AKP’nin iktidara geldiği günden bugüne en çok konuşulan başlıklardan biri de eğitim sistemi ve gerici dönüşümleri sağlayan projeleri. Eğitimdeki gerici dönüşümlerden en çok etkilenenler ise elbette ki kadınlar oluyor. Çünkü eğitim aracılığıyla kadınları kamusal alandan uzaklaştırmaya ve eve hapsetmeye yönelik politikalar pompalanıyor.

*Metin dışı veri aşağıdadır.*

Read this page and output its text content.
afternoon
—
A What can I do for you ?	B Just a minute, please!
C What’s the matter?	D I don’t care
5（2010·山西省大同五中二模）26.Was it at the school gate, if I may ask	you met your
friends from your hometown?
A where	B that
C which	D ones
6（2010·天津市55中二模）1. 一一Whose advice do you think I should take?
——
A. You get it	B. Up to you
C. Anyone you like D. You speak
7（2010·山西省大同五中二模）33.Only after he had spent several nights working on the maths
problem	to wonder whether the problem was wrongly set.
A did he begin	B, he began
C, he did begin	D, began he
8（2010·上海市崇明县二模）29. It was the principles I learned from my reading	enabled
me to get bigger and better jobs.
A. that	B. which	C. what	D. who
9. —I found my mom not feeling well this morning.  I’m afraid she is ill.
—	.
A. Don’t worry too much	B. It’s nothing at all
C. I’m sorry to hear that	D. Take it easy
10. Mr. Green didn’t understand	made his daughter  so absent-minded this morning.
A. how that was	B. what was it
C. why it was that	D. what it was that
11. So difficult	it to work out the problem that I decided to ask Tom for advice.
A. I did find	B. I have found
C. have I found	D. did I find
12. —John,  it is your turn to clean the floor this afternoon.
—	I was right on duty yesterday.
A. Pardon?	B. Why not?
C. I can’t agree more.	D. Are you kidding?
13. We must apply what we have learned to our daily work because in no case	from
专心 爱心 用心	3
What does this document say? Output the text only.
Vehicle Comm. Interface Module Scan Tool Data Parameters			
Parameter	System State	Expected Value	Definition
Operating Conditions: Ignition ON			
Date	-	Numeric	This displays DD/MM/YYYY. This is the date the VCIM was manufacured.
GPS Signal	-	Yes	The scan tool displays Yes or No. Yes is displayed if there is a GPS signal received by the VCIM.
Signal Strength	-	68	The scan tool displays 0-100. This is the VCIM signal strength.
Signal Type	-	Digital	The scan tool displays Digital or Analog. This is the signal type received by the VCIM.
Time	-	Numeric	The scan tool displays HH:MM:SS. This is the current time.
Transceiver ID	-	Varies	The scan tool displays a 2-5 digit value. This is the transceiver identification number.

Ders kitaplarındaki içerik değişimi ile örnek metinler ve bu metinlerle ilgili resimler giderek gerici bir yapıya büründü. Örneğin kadınlar sadece evde ütüyle, yemekle, bulaşıkla haşır neşirken resmedilmeye ve tüm bu işlerde yardımcı oyuncu olarak da kız çocukları ön plana çıkarılmaya başlandı.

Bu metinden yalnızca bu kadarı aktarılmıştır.